Sampson v. McRae

29 Ga. App. 690 | Ga. Ct. App. | 1923

Stephens, J.

1. Under tlie authority of Cone v. American Surety Co., 154 Ga. 841 (115 S. E. 481), the motion of the defendant, in error to dismiss the bill of exceptions upon the ground that this court has no jurisdiction to entertain a writ of error from the city court of Thomasville is denied.

2. A provision in a contract which provides for its performance in the alternative does not render the contract ambiguous, and therefore the rule that an ambiguous provision shall be construed most strongly against the draftsman does not apply. A provision in a contract that one of the parties may buy or act as sales agent in selling certain real estate belonging to the other contracting party is not ambiguous, but provides for the performance of the contract by one of the parties at his election, either by buying the property from the other, or by selling the property as agent for the other.

3. In a contract for the sale of land the following description of the land is sufficiently certain for identification: “ One certain lot of land in the City of Thomasville, located on Jackson street next to city barracks, containing thereon two two-story brick buildings.” Since that is certain which is capable of being made certain, a petition in a suit on the contract, alleging a description of the land as contained in the contract, and alleging facts rendering an identification of the land certain, such as that there was only one city barracks in the city of Thomasville, and that the City of Thomasville was in Thomas county, Georgia, and that there was only one tract of land adjoining the city barracks having thereon two two-story brick buildings, and that such one tract of land was the only tract of land adjoining the city barracks owned at the time by the owner of the land described'in the contract, together with other facts by way of identification, sufficiently describes and identifies the land described in the contract. See, in this connection, Horine v. Hicks, 25 Ga. App. 802 (104 S. E. 922), and eases there cited.

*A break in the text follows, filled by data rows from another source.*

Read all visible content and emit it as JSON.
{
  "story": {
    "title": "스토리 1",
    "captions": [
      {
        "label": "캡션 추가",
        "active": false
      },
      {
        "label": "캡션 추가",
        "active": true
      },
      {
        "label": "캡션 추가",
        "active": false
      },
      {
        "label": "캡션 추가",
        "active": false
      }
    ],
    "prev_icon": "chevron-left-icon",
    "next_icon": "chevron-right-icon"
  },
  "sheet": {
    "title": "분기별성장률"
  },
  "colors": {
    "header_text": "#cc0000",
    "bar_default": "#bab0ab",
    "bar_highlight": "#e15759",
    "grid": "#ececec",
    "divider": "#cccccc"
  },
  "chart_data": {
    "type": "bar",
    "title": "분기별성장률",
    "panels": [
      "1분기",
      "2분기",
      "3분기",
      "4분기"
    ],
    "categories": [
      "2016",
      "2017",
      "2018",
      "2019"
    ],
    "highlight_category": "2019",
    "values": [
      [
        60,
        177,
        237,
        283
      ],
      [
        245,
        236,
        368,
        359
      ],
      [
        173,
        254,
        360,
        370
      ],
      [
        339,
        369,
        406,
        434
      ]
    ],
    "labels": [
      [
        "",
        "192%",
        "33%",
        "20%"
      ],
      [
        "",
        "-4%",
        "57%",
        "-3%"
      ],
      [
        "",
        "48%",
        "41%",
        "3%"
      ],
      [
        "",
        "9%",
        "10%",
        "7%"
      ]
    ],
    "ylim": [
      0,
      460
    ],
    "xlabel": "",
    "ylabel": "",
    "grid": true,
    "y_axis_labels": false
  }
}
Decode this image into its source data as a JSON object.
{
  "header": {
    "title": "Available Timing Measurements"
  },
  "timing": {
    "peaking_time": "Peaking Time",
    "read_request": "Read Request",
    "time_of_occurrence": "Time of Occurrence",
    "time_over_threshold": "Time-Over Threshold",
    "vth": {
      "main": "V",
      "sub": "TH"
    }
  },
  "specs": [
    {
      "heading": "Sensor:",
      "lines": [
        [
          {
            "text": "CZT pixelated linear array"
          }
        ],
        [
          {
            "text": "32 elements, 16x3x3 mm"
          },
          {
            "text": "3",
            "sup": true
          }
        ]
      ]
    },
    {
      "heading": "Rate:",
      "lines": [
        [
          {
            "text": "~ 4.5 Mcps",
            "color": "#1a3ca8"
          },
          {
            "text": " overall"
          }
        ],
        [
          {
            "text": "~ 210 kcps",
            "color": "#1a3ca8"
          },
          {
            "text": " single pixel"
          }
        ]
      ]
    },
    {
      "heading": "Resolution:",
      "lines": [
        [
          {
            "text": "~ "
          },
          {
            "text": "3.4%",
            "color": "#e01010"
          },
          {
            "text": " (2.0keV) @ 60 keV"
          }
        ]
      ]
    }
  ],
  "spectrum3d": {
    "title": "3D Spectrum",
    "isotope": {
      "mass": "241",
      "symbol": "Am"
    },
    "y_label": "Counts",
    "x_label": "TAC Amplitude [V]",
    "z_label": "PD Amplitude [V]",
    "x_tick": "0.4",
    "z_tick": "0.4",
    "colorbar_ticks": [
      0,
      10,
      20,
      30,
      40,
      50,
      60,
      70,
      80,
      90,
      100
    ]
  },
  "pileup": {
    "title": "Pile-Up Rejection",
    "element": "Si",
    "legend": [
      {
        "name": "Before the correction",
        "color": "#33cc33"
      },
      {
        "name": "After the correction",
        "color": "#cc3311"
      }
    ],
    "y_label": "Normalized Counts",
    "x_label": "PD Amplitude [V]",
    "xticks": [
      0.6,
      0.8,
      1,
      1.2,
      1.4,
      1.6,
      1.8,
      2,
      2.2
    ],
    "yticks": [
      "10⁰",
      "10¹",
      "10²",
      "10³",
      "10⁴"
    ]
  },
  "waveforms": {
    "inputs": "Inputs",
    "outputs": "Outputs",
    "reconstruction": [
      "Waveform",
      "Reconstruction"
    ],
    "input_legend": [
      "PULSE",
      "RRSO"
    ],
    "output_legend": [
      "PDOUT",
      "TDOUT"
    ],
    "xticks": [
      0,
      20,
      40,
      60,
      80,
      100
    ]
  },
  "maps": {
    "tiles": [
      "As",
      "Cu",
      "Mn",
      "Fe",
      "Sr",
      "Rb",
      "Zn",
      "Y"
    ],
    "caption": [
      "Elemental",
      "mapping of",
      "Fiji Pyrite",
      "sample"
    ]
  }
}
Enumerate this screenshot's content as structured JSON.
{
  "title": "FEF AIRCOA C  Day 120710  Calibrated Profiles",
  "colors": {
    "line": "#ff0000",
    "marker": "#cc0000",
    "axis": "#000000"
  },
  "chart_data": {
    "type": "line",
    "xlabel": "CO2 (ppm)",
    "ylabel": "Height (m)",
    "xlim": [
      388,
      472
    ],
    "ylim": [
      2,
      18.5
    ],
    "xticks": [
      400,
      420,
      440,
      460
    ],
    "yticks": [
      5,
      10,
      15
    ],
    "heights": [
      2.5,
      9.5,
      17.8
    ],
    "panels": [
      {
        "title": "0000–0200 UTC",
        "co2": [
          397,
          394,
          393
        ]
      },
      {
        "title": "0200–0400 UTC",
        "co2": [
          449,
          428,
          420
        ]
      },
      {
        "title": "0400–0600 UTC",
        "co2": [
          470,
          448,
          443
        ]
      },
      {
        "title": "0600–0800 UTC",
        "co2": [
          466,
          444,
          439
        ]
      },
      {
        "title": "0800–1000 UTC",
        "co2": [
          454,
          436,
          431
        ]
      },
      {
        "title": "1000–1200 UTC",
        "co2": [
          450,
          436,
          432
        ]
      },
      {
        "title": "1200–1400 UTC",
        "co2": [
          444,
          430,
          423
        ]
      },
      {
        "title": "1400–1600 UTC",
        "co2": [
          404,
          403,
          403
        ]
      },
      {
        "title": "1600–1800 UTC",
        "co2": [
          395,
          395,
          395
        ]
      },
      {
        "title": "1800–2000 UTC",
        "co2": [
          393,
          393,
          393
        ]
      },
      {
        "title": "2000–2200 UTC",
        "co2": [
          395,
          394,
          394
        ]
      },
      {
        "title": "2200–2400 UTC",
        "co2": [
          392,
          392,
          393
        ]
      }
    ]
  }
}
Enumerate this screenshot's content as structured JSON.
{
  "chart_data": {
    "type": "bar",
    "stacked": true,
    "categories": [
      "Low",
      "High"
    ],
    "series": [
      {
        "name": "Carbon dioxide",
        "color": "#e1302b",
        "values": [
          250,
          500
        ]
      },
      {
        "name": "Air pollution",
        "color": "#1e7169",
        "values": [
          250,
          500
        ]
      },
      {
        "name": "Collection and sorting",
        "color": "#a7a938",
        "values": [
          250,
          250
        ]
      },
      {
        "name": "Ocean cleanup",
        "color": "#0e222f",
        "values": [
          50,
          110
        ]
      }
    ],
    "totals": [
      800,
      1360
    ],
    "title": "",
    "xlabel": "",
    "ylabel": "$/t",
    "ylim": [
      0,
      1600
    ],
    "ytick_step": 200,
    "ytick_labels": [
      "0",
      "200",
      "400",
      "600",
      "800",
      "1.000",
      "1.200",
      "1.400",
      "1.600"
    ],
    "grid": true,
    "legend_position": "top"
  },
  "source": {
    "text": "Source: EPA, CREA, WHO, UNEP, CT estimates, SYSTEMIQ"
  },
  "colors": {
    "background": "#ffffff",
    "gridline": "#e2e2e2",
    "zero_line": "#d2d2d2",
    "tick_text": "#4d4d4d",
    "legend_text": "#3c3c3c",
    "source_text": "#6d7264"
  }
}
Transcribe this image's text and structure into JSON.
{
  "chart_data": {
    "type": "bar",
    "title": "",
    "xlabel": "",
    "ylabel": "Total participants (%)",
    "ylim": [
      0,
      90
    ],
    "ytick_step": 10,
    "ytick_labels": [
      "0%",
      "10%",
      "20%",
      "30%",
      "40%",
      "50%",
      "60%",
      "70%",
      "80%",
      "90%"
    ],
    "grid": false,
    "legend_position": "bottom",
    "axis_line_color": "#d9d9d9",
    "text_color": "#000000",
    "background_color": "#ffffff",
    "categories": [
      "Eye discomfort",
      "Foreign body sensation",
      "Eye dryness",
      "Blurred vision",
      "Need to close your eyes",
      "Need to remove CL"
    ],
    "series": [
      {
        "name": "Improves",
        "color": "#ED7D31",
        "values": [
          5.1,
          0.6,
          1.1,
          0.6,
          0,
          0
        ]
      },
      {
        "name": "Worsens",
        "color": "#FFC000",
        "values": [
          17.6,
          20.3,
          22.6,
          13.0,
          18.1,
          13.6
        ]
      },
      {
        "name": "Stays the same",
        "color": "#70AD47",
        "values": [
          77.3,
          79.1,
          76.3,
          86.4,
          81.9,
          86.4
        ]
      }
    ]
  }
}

4. In a suit for damages for breach of a contract, a plea which alleges a former election of a remedy by the plaintiff and which sets out a peti- . tion by the plaintiff praying for specific performance of the same contract, together with process and service upon the defendant, and which alleges a voluntary dismissal by the plaintiff of such petition prior to the institution of the suit in the pending case, is insufficient, without more, to show such a former election of remedy as will constitute a bar to the prosecution of the pending suit. See, in this connection, Lane v. Lodge, 139 Ga. 93 (3-a) (76 S. E. 874); Causey v. Causey, 106 Ga. *691188 (32 S. E. 138); Board of Education v. Day, 128 Ga. 756, 764 (57 S. E. 359); Civil Code (1910), § 4639.

Decided February 21, 1923. G. E. Hay, for plaintiff in error. W. I. MacIntyre, contra.

5. “ Where an executed act, as the payment of money, is recited as the consideration for a contract, the contract is not rendered invalid by proof that the consideration was not actually executed by the payment of the money.” Bridges v. Shirling, 26 Ga. App. 279 (4) (105 S. E. 862).

6. Lawful tender of money need not be made in person by the contracting party for whose benefit the tender is made, nor need the money tendered belong to such contracting party.

7. The plaintiff having sued upon a contract as described in paragraph 2 above, alleging that he had a right to elect to purchase at a certain amount certain real estate, even though in alleging his damage the plaintiff alleged that he had procured a purchaser for the property to whom he had contracted to resell at a profit, and it appearing without dispute that the defendant, after lawful tender had been made to him, refused to sell, the court did not err in instructing the jury that the plaintiff was entitled to recover, and certain requests to charge made by the defendant, based upon the theory that the plaintiff was a real-estate broker, were properly refused.

8. A suit to recover damages for an alleged breach by the seller of a contract of sale, where the plaintiff alleges his damages to be the difference between the contract price and the market value of the property at the time and place for performance of the contract, even though no nominal damages are in terms prayed for, is not one to recover such special damages for a breach of the contract as will necessarily exclude the plaintiff’s right to recover nominal damages. See, in this connection, Kenny v. Collier, 79 Ga. 743 (8 S. E. 58); Sutton v. Southern Ry. Co., 101 Ga. 776 (29 S. E. 53); Graham v. Macon &c. Ry. Co., 120 Ga. 757 (49 S. E. 75). The charge of the court upon nominal damages was therefore not error.

9. The amount of the verdict found for the plaintiff being supported by evidence tending to establish the difference between the contract price and the value of the property at the time when it should have been performed, a verdict for the plaintiff was authorized.

10. None of the rulings upon any of the demurrers interposed either by the plaintiff or by the defendant appear to be erroneous. The evidence supports the verdict rendered for the plaintiff, and the court did not err in overruling the defendant’s motion for a new trial.

Judgment affirmed.

Jénhins, P. J., and Bell, J., concur.